Yesterday I finalised all the jobs on the check-list needed to attempt a first engine start. However, things did not spring into life as hoped.
The engine starts on the left magneto only which has the impulse coupler but nothing happened. Fault finding showed that the secondary field winding in the magneto coil was open circuit and no spark was forthcoming. I will liaise with my engineer Monday to see if the coil can be replaced or a serviceable magneto will need to be procured.
When the new magneto is refitted it needs to be timed to the engine so that the points open at 25 degrees before top dead centre.
To do this a circuit is required that can tell if the points are open or not measuring from the P-lead connection.

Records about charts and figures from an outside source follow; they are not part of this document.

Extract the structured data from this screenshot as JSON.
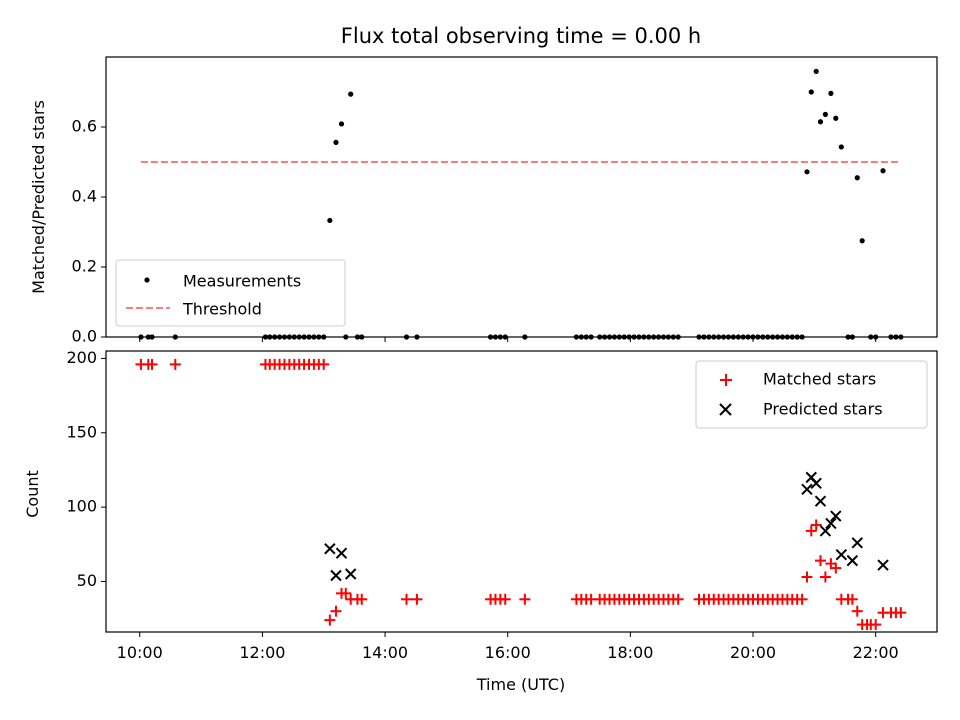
{
  "chart_data": {
    "title": "Flux total observing time = 0.00 h",
    "xlabel": "Time (UTC)",
    "x_unit": "hours UTC",
    "x_tick_labels": [
      {
        "value": 10,
        "label": "10:00"
      },
      {
        "value": 12,
        "label": "12:00"
      },
      {
        "value": 14,
        "label": "14:00"
      },
      {
        "value": 16,
        "label": "16:00"
      },
      {
        "value": 18,
        "label": "18:00"
      },
      {
        "value": 20,
        "label": "20:00"
      },
      {
        "value": 22,
        "label": "22:00"
      }
    ],
    "xlim": [
      9.45,
      23.0
    ],
    "panels": [
      {
        "type": "scatter",
        "ylabel": "Matched/Predicted stars",
        "ylim": [
          0,
          0.8
        ],
        "yticks": [
          0.0,
          0.2,
          0.4,
          0.6
        ],
        "ytick_labels": [
          "0.0",
          "0.2",
          "0.4",
          "0.6"
        ],
        "legend": "lower-left",
        "series": [
          {
            "name": "Measurements",
            "marker": "dot",
            "color": "#000000",
            "points": [
              [
                10.02,
                0
              ],
              [
                10.14,
                0
              ],
              [
                10.2,
                0
              ],
              [
                10.58,
                0
              ],
              [
                12.05,
                0
              ],
              [
                12.12,
                0
              ],
              [
                12.2,
                0
              ],
              [
                12.28,
                0
              ],
              [
                12.36,
                0
              ],
              [
                12.44,
                0
              ],
              [
                12.52,
                0
              ],
              [
                12.6,
                0
              ],
              [
                12.68,
                0
              ],
              [
                12.76,
                0
              ],
              [
                12.84,
                0
              ],
              [
                12.92,
                0
              ],
              [
                13.0,
                0
              ],
              [
                13.1,
                0.333
              ],
              [
                13.2,
                0.556
              ],
              [
                13.29,
                0.609
              ],
              [
                13.36,
                0
              ],
              [
                13.44,
                0.694
              ],
              [
                13.55,
                0
              ],
              [
                13.62,
                0
              ],
              [
                14.35,
                0
              ],
              [
                14.52,
                0
              ],
              [
                15.72,
                0
              ],
              [
                15.8,
                0
              ],
              [
                15.88,
                0
              ],
              [
                15.96,
                0
              ],
              [
                16.28,
                0
              ],
              [
                17.12,
                0
              ],
              [
                17.2,
                0
              ],
              [
                17.28,
                0
              ],
              [
                17.36,
                0
              ],
              [
                17.5,
                0
              ],
              [
                17.58,
                0
              ],
              [
                17.66,
                0
              ],
              [
                17.74,
                0
              ],
              [
                17.82,
                0
              ],
              [
                17.9,
                0
              ],
              [
                17.98,
                0
              ],
              [
                18.06,
                0
              ],
              [
                18.14,
                0
              ],
              [
                18.22,
                0
              ],
              [
                18.3,
                0
              ],
              [
                18.38,
                0
              ],
              [
                18.46,
                0
              ],
              [
                18.54,
                0
              ],
              [
                18.62,
                0
              ],
              [
                18.7,
                0
              ],
              [
                18.78,
                0
              ],
              [
                19.12,
                0
              ],
              [
                19.2,
                0
              ],
              [
                19.28,
                0
              ],
              [
                19.36,
                0
              ],
              [
                19.44,
                0
              ],
              [
                19.52,
                0
              ],
              [
                19.6,
                0
              ],
              [
                19.68,
                0
              ],
              [
                19.76,
                0
              ],
              [
                19.84,
                0
              ],
              [
                19.92,
                0
              ],
              [
                20.0,
                0
              ],
              [
                20.08,
                0
              ],
              [
                20.16,
                0
              ],
              [
                20.24,
                0
              ],
              [
                20.32,
                0
              ],
              [
                20.4,
                0
              ],
              [
                20.48,
                0
              ],
              [
                20.56,
                0
              ],
              [
                20.64,
                0
              ],
              [
                20.72,
                0
              ],
              [
                20.8,
                0
              ],
              [
                20.88,
                0.472
              ],
              [
                20.95,
                0.7
              ],
              [
                21.03,
                0.759
              ],
              [
                21.1,
                0.615
              ],
              [
                21.18,
                0.636
              ],
              [
                21.27,
                0.696
              ],
              [
                21.35,
                0.625
              ],
              [
                21.44,
                0.543
              ],
              [
                21.55,
                0
              ],
              [
                21.62,
                0
              ],
              [
                21.7,
                0.455
              ],
              [
                21.78,
                0.275
              ],
              [
                21.92,
                0
              ],
              [
                22.0,
                0
              ],
              [
                22.12,
                0.475
              ],
              [
                22.25,
                0
              ],
              [
                22.33,
                0
              ],
              [
                22.41,
                0
              ]
            ]
          },
          {
            "name": "Threshold",
            "type": "line",
            "style": "dashed",
            "color": "#ff7a7a",
            "points": [
              [
                10.02,
                0.5
              ],
              [
                22.41,
                0.5
              ]
            ]
          }
        ]
      },
      {
        "type": "scatter",
        "ylabel": "Count",
        "ylim": [
          16,
          205
        ],
        "yticks": [
          50,
          100,
          150,
          200
        ],
        "ytick_labels": [
          "50",
          "100",
          "150",
          "200"
        ],
        "legend": "top-right",
        "series": [
          {
            "name": "Matched stars",
            "marker": "plus",
            "color": "#ff0000",
            "points": [
              [
                10.02,
                196
              ],
              [
                10.14,
                196
              ],
              [
                10.2,
                196
              ],
              [
                10.58,
                196
              ],
              [
                12.05,
                196
              ],
              [
                12.12,
                196
              ],
              [
                12.2,
                196
              ],
              [
                12.28,
                196
              ],
              [
                12.36,
                196
              ],
              [
                12.44,
                196
              ],
              [
                12.52,
                196
              ],
              [
                12.6,
                196
              ],
              [
                12.68,
                196
              ],
              [
                12.76,
                196
              ],
              [
                12.84,
                196
              ],
              [
                12.92,
                196
              ],
              [
                13.0,
                196
              ],
              [
                13.1,
                24
              ],
              [
                13.2,
                30
              ],
              [
                13.29,
                42
              ],
              [
                13.36,
                42
              ],
              [
                13.44,
                38
              ],
              [
                13.55,
                38
              ],
              [
                13.62,
                38
              ],
              [
                14.35,
                38
              ],
              [
                14.52,
                38
              ],
              [
                15.72,
                38
              ],
              [
                15.8,
                38
              ],
              [
                15.88,
                38
              ],
              [
                15.96,
                38
              ],
              [
                16.28,
                38
              ],
              [
                17.12,
                38
              ],
              [
                17.2,
                38
              ],
              [
                17.28,
                38
              ],
              [
                17.36,
                38
              ],
              [
                17.5,
                38
              ],
              [
                17.58,
                38
              ],
              [
                17.66,
                38
              ],
              [
                17.74,
                38
              ],
              [
                17.82,
                38
              ],
              [
                17.9,
                38
              ],
              [
                17.98,
                38
              ],
              [
                18.06,
                38
              ],
              [
                18.14,
                38
              ],
              [
                18.22,
                38
              ],
              [
                18.3,
                38
              ],
              [
                18.38,
                38
              ],
              [
                18.46,
                38
              ],
              [
                18.54,
                38
              ],
              [
                18.62,
                38
              ],
              [
                18.7,
                38
              ],
              [
                18.78,
                38
              ],
              [
                19.12,
                38
              ],
              [
                19.2,
                38
              ],
              [
                19.28,
                38
              ],
              [
                19.36,
                38
              ],
              [
                19.44,
                38
              ],
              [
                19.52,
                38
              ],
              [
                19.6,
                38
              ],
              [
                19.68,
                38
              ],
              [
                19.76,
                38
              ],
              [
                19.84,
                38
              ],
              [
                19.92,
                38
              ],
              [
                20.0,
                38
              ],
              [
                20.08,
                38
              ],
              [
                20.16,
                38
              ],
              [
                20.24,
                38
              ],
              [
                20.32,
                38
              ],
              [
                20.4,
                38
              ],
              [
                20.48,
                38
              ],
              [
                20.56,
                38
              ],
              [
                20.64,
                38
              ],
              [
                20.72,
                38
              ],
              [
                20.8,
                38
              ],
              [
                20.88,
                53
              ],
              [
                20.95,
                84
              ],
              [
                21.03,
                88
              ],
              [
                21.1,
                64
              ],
              [
                21.18,
                53
              ],
              [
                21.27,
                62
              ],
              [
                21.35,
                59
              ],
              [
                21.44,
                38
              ],
              [
                21.55,
                38
              ],
              [
                21.62,
                38
              ],
              [
                21.7,
                30
              ],
              [
                21.78,
                21
              ],
              [
                21.86,
                21
              ],
              [
                21.92,
                21
              ],
              [
                22.0,
                21
              ],
              [
                22.12,
                29
              ],
              [
                22.25,
                29
              ],
              [
                22.33,
                29
              ],
              [
                22.41,
                29
              ]
            ]
          },
          {
            "name": "Predicted stars",
            "marker": "x",
            "color": "#000000",
            "points": [
              [
                13.1,
                72
              ],
              [
                13.2,
                54
              ],
              [
                13.29,
                69
              ],
              [
                13.44,
                55
              ],
              [
                20.88,
                112
              ],
              [
                20.95,
                120
              ],
              [
                21.03,
                116
              ],
              [
                21.1,
                104
              ],
              [
                21.18,
                84
              ],
              [
                21.27,
                89
              ],
              [
                21.35,
                94
              ],
              [
                21.44,
                68
              ],
              [
                21.62,
                64
              ],
              [
                21.7,
                76
              ],
              [
                22.12,
                61
              ]
            ]
          }
        ]
      }
    ]
  }
}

The problem is that when closed the resistance to ground is zero, when they are open it will be the primary coil resistance which is roughly 0.7ohm.

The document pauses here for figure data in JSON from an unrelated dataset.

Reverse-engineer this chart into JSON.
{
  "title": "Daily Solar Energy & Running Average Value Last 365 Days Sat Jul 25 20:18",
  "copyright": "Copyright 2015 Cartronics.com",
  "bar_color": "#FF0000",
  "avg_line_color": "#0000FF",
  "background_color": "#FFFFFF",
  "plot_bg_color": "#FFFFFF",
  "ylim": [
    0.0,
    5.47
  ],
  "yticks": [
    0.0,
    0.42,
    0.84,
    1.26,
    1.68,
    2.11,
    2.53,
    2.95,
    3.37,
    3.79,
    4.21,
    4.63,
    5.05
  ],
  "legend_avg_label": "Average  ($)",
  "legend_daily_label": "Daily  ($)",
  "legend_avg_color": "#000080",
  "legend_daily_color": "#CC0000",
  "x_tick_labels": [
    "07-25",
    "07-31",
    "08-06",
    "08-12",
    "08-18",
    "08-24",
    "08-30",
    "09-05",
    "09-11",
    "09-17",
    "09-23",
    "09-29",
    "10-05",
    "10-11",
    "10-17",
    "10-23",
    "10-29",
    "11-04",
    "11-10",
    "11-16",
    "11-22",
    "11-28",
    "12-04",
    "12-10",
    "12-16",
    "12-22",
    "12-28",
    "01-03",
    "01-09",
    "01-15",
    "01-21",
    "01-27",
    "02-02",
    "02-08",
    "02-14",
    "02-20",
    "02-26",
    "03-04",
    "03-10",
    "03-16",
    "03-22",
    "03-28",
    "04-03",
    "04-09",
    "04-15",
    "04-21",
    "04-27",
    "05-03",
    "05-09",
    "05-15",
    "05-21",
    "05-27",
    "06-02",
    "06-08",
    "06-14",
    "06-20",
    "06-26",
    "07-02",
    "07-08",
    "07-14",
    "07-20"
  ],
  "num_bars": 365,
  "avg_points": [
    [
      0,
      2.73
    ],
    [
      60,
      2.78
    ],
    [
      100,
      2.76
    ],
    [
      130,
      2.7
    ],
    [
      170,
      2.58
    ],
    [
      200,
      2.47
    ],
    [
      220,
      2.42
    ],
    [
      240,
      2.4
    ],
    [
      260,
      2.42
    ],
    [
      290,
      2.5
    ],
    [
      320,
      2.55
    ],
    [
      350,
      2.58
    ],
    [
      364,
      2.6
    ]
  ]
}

Commercial magneto timing testers are widely available but expensive and based on very old technology so I decided to build my own.
As with the commercial offerings, the key to the design is to feed the P-lead with an alternating current. The inductance in the primary will then act differently to the short to earth and the difference can be measured.
The circuit uses a picaxe microchip to generate a 2KHz square wave which is applied to the P-lead through a 330 ohm resistor. The voltage on the P-lead is then rectified using a schottky diode, converted to DC using a simple single pole filter and applied to an analogue input on the picaxe. This continuously measures the voltage and if it is above a threshold level (6% of the microprocessor supply voltage) lights an LED. The circuit is powered by a single 3V coin cell and works perfectly. Total cost approximately $5!